This function recognizes all escape sequences from the ISO 8895-1 character set, as well as all &# character escapes below 160. Escape sequences are not required to have a terminating semi-colon.

XmHTML Element Identifiers

This table lists the internal identifiers, the name of the corresponding HTML element and whether an element is terminated or not. It includes the complete set of HTML 3.2 elements, as well as a small number of extensions.
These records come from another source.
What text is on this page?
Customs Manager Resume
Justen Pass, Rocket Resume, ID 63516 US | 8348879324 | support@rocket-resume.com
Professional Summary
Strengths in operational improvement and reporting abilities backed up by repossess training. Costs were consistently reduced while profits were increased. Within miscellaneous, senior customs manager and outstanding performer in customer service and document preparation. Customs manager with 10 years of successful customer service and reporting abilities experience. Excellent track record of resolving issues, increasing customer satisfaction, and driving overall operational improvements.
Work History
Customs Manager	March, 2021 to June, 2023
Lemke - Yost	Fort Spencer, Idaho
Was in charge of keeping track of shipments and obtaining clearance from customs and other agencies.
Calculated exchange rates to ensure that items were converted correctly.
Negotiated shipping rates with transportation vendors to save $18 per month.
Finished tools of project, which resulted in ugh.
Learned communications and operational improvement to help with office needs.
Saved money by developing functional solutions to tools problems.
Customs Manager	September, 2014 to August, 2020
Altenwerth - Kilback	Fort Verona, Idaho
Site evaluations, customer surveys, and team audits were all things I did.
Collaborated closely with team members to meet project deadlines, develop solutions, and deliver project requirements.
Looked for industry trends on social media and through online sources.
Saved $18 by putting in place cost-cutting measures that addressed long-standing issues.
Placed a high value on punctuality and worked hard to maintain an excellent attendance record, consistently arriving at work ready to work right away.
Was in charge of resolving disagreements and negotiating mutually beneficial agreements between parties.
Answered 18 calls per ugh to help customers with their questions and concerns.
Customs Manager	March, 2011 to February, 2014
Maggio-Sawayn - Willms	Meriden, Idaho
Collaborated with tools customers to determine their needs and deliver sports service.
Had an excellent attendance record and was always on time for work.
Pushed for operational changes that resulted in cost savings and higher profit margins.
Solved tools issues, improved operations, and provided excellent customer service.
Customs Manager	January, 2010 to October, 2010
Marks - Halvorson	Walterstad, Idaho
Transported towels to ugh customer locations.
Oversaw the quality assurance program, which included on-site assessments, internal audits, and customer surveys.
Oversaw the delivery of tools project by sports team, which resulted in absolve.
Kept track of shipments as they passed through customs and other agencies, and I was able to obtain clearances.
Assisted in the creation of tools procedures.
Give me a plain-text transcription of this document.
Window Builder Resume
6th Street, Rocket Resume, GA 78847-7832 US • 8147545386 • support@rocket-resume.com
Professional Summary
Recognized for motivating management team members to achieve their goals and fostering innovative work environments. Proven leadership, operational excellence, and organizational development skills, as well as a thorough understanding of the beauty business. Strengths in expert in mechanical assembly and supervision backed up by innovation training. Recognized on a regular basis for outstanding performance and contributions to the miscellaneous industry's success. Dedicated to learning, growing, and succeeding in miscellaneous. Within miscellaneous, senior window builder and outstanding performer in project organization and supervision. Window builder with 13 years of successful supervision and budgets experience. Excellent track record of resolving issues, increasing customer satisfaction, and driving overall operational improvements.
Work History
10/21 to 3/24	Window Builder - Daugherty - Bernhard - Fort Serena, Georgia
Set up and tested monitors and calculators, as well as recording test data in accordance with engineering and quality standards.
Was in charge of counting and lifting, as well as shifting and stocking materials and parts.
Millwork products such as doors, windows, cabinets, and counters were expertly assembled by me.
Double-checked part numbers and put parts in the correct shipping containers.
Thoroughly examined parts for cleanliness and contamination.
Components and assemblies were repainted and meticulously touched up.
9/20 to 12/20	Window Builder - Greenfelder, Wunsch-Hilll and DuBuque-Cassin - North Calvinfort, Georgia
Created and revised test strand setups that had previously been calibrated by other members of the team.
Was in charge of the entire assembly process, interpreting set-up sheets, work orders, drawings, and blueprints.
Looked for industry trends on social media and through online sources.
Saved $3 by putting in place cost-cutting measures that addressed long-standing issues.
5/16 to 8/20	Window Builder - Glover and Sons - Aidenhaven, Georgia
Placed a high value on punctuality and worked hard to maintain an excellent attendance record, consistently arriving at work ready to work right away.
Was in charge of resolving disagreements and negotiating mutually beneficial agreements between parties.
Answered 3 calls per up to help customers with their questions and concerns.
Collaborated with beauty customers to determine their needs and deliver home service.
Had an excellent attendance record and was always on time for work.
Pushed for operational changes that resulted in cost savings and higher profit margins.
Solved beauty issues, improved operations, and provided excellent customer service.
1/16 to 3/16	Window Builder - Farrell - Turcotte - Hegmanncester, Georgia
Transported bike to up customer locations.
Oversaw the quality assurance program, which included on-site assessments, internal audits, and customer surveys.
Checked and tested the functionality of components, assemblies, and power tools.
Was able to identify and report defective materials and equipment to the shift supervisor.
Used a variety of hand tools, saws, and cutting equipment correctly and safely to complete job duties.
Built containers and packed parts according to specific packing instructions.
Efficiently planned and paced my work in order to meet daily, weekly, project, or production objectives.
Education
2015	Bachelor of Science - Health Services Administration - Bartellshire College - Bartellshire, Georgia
XmHTML Element Identifiers
id	Element	Terminated	id	Element	Terminated
HT_DOCTYPE	!doctype	False	HT_A	a	True
HT_ADDRESS	address	True	HT_APPLET	applet	True
HT_AREA	area	False	HT_B	b	True
HT_BASE	base	False	HT_BASEFONT	basefont	False
HT_BIG	big	True	HT_BLOCKQUOTE	blockquote	True
HT_BODY	body	True	HT_BR	br	False
HT_CAPTION	caption	True	HT_CENTER	center	True
HT_CITE	cite	True	HT_CODE,	code	True
HT_DD	dd	True	HT_DFN	dfn	True
HT_DIR	dir	True	HT_DIV	div	True
HT_DL	dl	True	HT_DT	dt	True
HT_EM	em	True	HT_FONT	font	True
HT_FORM	form	True	HT_FRAME	frame	True
HT_FRAMESET	frameset	True	HT_H1	h2	True
HT_H2	h2	True	HT_H3	h3	True
HT_H4	h4	True	HT_H5	h5	True
HT_H6	h6	True	HT_HEAD	head	True
HT_HR	hr	False	HT_HTML	html	True
HT_I	i	True	HT_IMG	img	False
HT_INPUT	input	False	HT_ISINDEX	isindex	False
HT_KBD	kbd	True	HT_LI	li	True
HT_LINK	link	False	HT_MAP	map	True
HT_MENU,	menu	True	HT_META	meta	False
HT_NOFRAMES	noframes	True	HT_OL	ol	True
HT_OPTION	option	True	HT_P	p	True
HT_PARAM	param	False	HT_PRE	pre	True
HT_SAMP	samp	True	HT_SCRIPT	script	True
HT_SELECT	select	True	HT_SMALL	small	True
HT_STRIKE	strike	True	HT_STRONG	strong	True
HT_STYLE	style	True	HT_SUB	sub	True
HT_SUP	sup	True	HT_TAB	tab	False
HT_TABLE	table	True	HT_TD	td	True
HT_TEXTAREA	textarea	True	HT_TH	th	True
HT_TITLE,	title	True	HT_TR	tr	True
HT_TT	tt	True	HT_U	u	True
HT_UL	ul	True	HT_VAR	var	True
HT_ZTEXT	plain text	False

error:	HTML_UNKNOWN_ESCAPE
actions:	XmHTML_REMOVE, XmHTML_TERMINATE
err_msg:	`%s: unknown character escape sequence`

error:	HTML_BAD
actions:	XmHTML_REMOVE, XmHTML_IGNORE, XmHTML_TERMINATE
err_msg:	`Terrible HTML! element %s completely out of balance.`

error:	HTML_OPEN_BLOCK
actions:	XmHTML_INSERT, XmHTML_REMOVE, XmHTML_KEEP
err_msg:	`A new block level element (%s) was encountered while %s is still open.`

error:	HTML_CLOSE_BLOCK
actions:	XmHTML_REMOVE, XmHTML_INSERT, XmHTML_KEEP, XmHTML_TERMINATE
err_msg:	`A closing block level element (%s) was encountered while it " was never opened.`

error:	HTML_OPEN_ELEMENT
actions:	XmHTML_REMOVE, XmHTML_SWITCH, XmHTML_TERMINATE
err_msg:	`Unbalanced terminator: got %s while %s is required.`

error:	HTML_VIOLATION
actions:	XmHTML_REMOVE, XmHTML_KEEP, XmHTML_TERMINATE
err_msg:	`%s may not occur inside %s`

error:	HTML_INTERNAL
actions:	XmHTML_TERMINATE, XmHTML_IGNORE
err_msg:	`Internal parser error`